P071 COVID-Related Diet Changes in a Multiethnic Sample of College Students


      Research suggests varied dietary impacts of the COVID-19 pandemic, including an increase in meal and snack frequency. While some studies report an increase in home cooking and fresh produce consumption, others report less favorable changes in diet patterns. Limited research examines these patterns in college students.


      This cross-sectional study explored self-reported changes in food intake patterns during the COVID-19 pandemic in a multiethnic sample of college students.

      Study Design, Setting, and Participants

      A web-based survey was administered to students enrolled in a general education introductory nutrition course during the 2020-2021 academic year. Two open-ended items were used to capture self-reported changes in food intake and drivers of those changes resulting from the COVID-19 pandemic. Food insecurity was assessed using the USDA six-item food security module.

      Measurable Outcome/Analysis

      Two researchers collaborated to develop a codebook and then assign codes independently to open-ended responses. Chi-square tests were used to investigate relationships between food security status and reported diet changes.


      Participants (n = 436) were predominantly (77%) female; 39% identified as Hispanic/Latino, 33% identified as Asian/Pacific Islander, and 19% identified as Caucasian. A majority of participants (n = 295, 67.7%) reported diet changes as a result of the pandemic.

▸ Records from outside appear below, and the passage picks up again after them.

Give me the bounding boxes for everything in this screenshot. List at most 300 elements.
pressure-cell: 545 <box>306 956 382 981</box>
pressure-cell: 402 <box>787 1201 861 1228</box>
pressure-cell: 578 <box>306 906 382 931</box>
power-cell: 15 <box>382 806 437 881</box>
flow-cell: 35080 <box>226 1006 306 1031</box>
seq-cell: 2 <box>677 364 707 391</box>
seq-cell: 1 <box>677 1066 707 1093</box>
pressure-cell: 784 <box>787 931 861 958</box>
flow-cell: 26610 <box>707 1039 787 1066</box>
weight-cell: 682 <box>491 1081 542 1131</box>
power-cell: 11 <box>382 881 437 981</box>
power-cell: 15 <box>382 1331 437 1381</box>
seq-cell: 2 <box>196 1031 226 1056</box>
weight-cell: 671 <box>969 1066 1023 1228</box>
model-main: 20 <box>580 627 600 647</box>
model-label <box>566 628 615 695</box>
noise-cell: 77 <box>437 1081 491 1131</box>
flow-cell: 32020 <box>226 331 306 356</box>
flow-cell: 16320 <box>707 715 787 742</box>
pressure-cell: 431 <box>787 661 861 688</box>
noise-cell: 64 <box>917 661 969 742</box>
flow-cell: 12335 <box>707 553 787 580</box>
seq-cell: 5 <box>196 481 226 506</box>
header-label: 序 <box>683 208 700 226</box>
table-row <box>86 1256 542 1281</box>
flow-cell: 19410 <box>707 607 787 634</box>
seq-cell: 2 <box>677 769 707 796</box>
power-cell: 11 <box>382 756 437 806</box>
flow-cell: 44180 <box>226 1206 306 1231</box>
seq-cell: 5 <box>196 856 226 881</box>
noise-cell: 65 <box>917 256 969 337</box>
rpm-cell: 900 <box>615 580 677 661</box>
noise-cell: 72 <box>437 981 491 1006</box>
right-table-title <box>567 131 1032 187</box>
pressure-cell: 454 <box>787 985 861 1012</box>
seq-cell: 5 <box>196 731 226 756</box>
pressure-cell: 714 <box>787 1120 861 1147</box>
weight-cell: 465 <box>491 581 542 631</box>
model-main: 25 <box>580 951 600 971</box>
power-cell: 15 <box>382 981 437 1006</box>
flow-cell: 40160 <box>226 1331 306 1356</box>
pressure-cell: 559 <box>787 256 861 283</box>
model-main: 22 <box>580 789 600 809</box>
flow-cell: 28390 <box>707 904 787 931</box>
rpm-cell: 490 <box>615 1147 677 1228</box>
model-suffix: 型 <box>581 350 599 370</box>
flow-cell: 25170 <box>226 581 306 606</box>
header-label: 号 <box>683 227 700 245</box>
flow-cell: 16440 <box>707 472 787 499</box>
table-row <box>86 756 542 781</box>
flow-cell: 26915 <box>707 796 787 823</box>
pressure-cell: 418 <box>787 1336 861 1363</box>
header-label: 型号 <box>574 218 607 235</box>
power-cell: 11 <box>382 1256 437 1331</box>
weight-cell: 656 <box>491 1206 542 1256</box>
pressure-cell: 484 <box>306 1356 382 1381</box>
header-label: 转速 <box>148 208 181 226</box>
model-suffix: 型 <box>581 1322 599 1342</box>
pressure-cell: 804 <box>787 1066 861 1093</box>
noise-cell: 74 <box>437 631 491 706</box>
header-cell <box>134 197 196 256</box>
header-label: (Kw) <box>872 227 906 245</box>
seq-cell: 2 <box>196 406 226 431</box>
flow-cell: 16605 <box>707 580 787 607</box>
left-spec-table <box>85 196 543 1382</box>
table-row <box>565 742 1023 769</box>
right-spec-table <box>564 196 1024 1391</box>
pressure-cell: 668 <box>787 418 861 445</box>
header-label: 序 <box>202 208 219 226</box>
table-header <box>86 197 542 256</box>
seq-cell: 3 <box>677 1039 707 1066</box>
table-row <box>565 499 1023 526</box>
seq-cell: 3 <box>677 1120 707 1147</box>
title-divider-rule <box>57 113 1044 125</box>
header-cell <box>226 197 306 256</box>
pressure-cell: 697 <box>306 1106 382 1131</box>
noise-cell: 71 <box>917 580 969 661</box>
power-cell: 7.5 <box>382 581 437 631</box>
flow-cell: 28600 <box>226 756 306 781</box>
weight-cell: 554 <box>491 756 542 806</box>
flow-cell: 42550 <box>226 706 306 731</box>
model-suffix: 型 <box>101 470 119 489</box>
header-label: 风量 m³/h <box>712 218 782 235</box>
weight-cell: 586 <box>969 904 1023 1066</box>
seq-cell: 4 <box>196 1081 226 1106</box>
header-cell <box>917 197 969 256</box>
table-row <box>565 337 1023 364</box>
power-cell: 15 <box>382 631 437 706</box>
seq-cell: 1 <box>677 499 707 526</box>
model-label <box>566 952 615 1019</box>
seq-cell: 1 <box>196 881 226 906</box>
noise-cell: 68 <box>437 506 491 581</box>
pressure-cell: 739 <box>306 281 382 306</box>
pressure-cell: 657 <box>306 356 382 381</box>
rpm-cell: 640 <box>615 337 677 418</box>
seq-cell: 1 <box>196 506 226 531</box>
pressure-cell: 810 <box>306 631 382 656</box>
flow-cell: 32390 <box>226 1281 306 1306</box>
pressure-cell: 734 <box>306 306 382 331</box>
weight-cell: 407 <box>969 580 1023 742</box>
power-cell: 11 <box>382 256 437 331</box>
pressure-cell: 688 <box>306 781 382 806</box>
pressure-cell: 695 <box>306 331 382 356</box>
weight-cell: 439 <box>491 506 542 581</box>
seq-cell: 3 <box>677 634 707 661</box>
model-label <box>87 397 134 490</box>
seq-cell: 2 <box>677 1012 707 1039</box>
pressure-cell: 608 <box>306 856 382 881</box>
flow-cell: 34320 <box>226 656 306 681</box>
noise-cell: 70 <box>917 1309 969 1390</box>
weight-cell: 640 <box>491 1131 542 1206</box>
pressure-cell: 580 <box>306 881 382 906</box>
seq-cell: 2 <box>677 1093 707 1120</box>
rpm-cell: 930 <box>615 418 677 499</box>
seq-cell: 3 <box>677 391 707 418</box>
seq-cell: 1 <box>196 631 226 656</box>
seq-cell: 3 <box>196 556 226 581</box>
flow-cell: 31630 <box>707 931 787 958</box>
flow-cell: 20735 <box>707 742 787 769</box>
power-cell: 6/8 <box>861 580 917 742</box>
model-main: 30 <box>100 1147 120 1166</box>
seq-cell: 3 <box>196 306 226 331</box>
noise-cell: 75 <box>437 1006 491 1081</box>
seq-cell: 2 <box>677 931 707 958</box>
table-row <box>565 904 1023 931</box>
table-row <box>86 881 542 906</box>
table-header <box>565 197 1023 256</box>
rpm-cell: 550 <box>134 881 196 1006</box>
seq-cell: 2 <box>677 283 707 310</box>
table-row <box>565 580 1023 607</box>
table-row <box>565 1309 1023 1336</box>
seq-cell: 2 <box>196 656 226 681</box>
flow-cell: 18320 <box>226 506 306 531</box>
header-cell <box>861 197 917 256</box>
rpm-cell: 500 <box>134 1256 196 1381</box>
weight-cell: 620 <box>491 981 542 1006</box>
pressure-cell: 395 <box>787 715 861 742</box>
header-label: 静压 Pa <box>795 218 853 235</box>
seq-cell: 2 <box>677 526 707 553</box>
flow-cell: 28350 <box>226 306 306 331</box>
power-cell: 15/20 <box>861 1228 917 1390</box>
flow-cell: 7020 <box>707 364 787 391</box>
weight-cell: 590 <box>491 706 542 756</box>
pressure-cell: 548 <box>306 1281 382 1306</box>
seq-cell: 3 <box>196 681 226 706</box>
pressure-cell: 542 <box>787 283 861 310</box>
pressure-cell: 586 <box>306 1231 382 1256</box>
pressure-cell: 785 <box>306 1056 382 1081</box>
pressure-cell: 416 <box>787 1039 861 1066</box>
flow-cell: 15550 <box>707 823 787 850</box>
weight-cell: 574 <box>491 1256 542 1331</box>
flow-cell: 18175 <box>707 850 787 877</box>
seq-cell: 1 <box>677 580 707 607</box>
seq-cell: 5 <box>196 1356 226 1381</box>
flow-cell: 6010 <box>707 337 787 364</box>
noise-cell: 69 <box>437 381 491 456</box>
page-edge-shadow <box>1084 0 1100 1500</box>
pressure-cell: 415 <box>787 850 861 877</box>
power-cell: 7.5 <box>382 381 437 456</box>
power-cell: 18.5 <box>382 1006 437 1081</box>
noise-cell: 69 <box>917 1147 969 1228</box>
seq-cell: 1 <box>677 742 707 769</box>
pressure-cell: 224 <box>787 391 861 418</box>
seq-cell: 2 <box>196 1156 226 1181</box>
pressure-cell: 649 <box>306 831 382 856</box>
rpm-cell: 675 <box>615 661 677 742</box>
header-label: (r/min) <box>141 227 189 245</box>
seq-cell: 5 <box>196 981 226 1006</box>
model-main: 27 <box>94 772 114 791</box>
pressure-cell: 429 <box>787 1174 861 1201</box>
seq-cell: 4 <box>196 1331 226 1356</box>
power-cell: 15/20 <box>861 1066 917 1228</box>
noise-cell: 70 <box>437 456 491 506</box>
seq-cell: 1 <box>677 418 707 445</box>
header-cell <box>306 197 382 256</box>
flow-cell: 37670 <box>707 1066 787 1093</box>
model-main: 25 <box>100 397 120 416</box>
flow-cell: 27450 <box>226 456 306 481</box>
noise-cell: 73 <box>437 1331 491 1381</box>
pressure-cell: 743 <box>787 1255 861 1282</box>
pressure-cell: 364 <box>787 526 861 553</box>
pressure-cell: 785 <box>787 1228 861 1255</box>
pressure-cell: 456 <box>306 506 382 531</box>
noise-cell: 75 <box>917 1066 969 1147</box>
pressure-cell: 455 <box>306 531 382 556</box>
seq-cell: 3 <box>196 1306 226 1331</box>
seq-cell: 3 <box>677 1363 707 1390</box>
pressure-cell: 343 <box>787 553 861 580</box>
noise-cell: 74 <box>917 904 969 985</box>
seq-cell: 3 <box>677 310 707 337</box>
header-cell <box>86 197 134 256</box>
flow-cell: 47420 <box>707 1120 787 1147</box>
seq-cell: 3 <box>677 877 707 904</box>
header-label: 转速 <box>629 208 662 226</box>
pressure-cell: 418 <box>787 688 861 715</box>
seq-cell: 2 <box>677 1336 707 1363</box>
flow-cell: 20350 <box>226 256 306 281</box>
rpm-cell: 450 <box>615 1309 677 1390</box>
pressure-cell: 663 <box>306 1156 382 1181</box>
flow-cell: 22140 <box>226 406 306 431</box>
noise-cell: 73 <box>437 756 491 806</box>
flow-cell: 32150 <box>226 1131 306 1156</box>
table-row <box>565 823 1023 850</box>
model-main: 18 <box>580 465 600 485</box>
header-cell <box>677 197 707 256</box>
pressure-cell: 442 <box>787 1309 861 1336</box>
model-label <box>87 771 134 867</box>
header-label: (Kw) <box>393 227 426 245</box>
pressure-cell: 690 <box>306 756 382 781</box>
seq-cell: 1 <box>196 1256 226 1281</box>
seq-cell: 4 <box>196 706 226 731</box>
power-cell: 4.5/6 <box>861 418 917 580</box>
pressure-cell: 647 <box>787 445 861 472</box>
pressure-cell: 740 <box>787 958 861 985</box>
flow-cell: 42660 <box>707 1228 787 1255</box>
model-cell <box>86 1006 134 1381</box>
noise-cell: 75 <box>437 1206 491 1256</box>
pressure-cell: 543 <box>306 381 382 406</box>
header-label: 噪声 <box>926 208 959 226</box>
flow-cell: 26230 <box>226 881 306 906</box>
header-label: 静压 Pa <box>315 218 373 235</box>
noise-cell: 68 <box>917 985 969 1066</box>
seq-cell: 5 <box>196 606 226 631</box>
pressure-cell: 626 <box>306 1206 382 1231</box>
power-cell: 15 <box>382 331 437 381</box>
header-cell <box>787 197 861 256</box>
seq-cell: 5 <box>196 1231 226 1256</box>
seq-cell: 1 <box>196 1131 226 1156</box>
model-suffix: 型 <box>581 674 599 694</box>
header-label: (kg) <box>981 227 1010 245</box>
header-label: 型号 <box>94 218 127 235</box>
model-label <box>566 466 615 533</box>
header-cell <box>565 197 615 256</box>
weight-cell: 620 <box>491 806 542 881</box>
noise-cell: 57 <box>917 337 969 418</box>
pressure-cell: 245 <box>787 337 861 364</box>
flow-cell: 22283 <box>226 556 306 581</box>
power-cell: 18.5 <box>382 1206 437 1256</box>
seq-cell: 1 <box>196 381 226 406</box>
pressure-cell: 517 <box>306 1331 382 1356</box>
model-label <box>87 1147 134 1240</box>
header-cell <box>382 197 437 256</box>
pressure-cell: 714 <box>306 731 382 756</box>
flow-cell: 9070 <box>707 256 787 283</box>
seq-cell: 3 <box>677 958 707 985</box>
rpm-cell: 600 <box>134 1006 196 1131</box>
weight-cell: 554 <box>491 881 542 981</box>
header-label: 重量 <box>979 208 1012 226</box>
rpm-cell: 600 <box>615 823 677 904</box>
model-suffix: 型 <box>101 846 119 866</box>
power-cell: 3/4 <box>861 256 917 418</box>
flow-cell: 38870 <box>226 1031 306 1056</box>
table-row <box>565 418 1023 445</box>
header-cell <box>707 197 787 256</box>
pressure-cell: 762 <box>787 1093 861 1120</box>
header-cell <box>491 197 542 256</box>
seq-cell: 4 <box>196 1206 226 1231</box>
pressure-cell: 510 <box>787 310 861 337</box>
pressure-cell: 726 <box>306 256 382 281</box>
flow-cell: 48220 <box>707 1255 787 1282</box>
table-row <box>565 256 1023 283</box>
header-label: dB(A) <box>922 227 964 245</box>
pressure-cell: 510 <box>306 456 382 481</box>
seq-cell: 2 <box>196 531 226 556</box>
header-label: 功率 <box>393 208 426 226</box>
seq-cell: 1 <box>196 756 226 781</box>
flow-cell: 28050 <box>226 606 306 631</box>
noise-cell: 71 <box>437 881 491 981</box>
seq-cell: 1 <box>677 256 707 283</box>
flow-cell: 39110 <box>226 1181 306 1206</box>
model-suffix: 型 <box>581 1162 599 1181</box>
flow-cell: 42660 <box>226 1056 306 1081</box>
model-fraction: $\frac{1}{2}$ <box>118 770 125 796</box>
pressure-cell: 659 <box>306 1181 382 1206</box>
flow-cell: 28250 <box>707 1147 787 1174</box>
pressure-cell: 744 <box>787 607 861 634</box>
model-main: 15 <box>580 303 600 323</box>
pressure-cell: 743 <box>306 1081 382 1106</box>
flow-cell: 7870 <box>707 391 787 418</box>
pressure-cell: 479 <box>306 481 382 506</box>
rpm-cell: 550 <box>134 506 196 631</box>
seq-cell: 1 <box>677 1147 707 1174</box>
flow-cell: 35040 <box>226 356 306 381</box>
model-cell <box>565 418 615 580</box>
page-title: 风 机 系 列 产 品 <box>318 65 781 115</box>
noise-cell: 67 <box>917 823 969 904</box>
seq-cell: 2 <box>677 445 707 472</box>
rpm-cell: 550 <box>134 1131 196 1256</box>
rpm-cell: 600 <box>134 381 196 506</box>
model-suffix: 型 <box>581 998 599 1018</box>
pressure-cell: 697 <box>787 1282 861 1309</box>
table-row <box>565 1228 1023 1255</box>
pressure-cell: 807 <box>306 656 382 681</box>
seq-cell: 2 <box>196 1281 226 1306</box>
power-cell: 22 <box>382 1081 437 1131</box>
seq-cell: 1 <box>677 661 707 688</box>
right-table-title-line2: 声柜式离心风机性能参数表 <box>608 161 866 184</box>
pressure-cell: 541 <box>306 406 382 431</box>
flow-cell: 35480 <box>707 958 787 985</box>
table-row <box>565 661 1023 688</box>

Participants indicated mixed impacts on food intake, such as an increase or decrease in food intake, snacking more, eating less healthy, or eating healthier. Participants attributed diet changes to increased health consciousness, increased time at home, eating more home-prepared foods, changes in activity level, and increased feelings of boredom. Among respondents who reported a COVID-related diet impact, those experiencing food insecurity were more likely to report eating less healthy because of the pandemic (P = 0.01).


      A majority of students reported a change in food intake; while the type of change varied, food insecurity emerged as a factor significantly associated with self-reported dietary changes considered less healthy.